Ofelia Marín-Lozano | Most analysts coincide in forecasting that in 2018, world economic growth will not disappoint. It will be clearly over 3% at a global level, as a result of percentage increases in GDP of over 2% in the main developed economies and close to 5% in the emerging markets. Against this backdrop, analyst consensus considers it reasonable to assume high digit growth rates in the big listed companies’ earnings.
Taking that view, the main risks which some see in investing in the stock market lie in the possibility that the current share prices of a good number of companies are clearly excessive. We have reflected on this matter in previous articles, pointing out the simplicity of using aggregate historic multiples on indices as a tool for comparing different realities.
This time, we need to focus on another factor which could alter the judgement on current stock market prices: long-term interest rates, indicators of the alternative no-risk return to the stockmarket, which are not fixed directly by the central banks but by the market itself.
In principle, expectations for a strong spike in sovereign bond yields would make investment in fixed income more attractive than investment in equities. That would be certain if the rise in sovereign bond yields was such that their real returns were clearly elevated. A simple rise in rates based on inflation expectations does not increase the attractiveness of fixed income vs equities. Higher inflation means higher prices for the products and services which the listed companies offer. Higher prices mean more sales and more profits. Investing in the stock market is, by definition, the best protection against inflation.
The rates which really dissuade investing in the stock market are high positive real rates, those which offer us a return which is higher than expected inflation. For almost the last two decades, we already have a clear indication of what the real rates are. There are financial instruments, inflation-linked bonds (TIPS in the US, OATIs in France) issued by the national treasuries which guarantee, in the long-term (the graphics we attach reflect the data on 10-year bonds) a real return, with a coupon which, in terms of IRR, increases with the inflation which is effectively produced during the life of the bond.
Comparing the real IRR of these bonds with an objective measure of the return offered by investing in the stock market (the most indisputable is the dividend yield, because it is paid each year in cash), we can see what has been the historic differential offered by these two kinds of assets. We need to remember that, in the long term, the dividend yield will rise approximately (if the percentage of earnings paid out is maintained) at the same rate as earnings in nominal terms, so also taking into account the potential increases in inflation.
If we carry out this analysis for the US stock market we can see that at the moment, the dividend yield (around 2%) far exceeds that offered by the inflation-linked bond (0.7%). The differential (1.3% in favour of the dividend) is clearly higher than the historic average differential of close to half a percentage point, which coincides to a great extent with that in force during the five years of relative market tranquility (2002-2007), which we have experienced so far this century. In other words, only a recovery in the real yields on the US 10-year bond of 0.8% from current levels would put the real yield differential between the two assets at average levels.

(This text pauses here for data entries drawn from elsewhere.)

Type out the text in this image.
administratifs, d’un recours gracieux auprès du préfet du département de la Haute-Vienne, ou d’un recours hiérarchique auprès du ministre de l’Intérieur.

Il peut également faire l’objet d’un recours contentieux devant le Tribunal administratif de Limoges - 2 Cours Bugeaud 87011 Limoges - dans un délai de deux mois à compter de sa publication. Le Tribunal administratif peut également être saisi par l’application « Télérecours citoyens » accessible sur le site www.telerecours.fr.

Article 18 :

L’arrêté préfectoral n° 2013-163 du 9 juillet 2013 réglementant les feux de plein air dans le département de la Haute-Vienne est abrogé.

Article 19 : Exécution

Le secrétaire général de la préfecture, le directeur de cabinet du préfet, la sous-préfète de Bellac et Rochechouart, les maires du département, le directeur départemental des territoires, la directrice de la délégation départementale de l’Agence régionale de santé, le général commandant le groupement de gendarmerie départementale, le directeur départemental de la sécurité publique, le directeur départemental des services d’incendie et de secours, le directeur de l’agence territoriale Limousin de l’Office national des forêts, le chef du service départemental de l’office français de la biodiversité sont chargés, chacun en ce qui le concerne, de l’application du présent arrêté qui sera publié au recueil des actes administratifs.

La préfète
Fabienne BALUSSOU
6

If there are no changes in inflation expectations implicitly traded in the yield differential between the classic bonds and those linked to inflation (which currently indicate an average inflation expectation for the next 10 years of 2%), we need only begin to be concerned about the stock market’s relative overvaluation compared with bonds, taking historic averages as a reference, once US bond yields are clearly higher than 3.5%.
In the case of the Eurozone, taking the French bond as a reference (a good synthesis of the disparity in the yields on sovereign bonds in Eurozone), the only one with a prolonged trading history in instruments linked to inflation, the stock market’s relative undervaluation compared to the bond is much more marked.
Currently, the French 10-year bond offers a real negative IRR of 0.7% (which implies expected average inflation of 1.6% for the next decade). Meanwhile, the Euro Stoxx 50’s dividend yield was 3.3% at end-January (3.6% at the time of writing this article, after the stock market reaction of the last few days).
The four percentage points difference between the dividend yield and the IRR of the bond means the stock market’s relative undervaluation compared with sovereign debt is at very high levels in historic terms. In the Eurozone, the afore-mentioned differential is usually 1.5% on average, so we could assume an uptick in the real return on sovereign bonds of an additional 2.2% on current levels. Without reaching levels which could be considered as not favouring stock market investment in historic terms.
In summary, assuming the current inflation expectations being traded in the bond market are maintained, only recoveries in the IRR on US and European sovereign bonds over a nominal 3.5% would put the relative attraction between bonds and the stock market at average historic levels. While interest rates are below that level, the stock market would offer a higher expected real return compared to the bond than it has been offering over the last 20 years. During that period, the option of investing on the long-term with a real return guaranteed by the Treasuries was a possible alternative.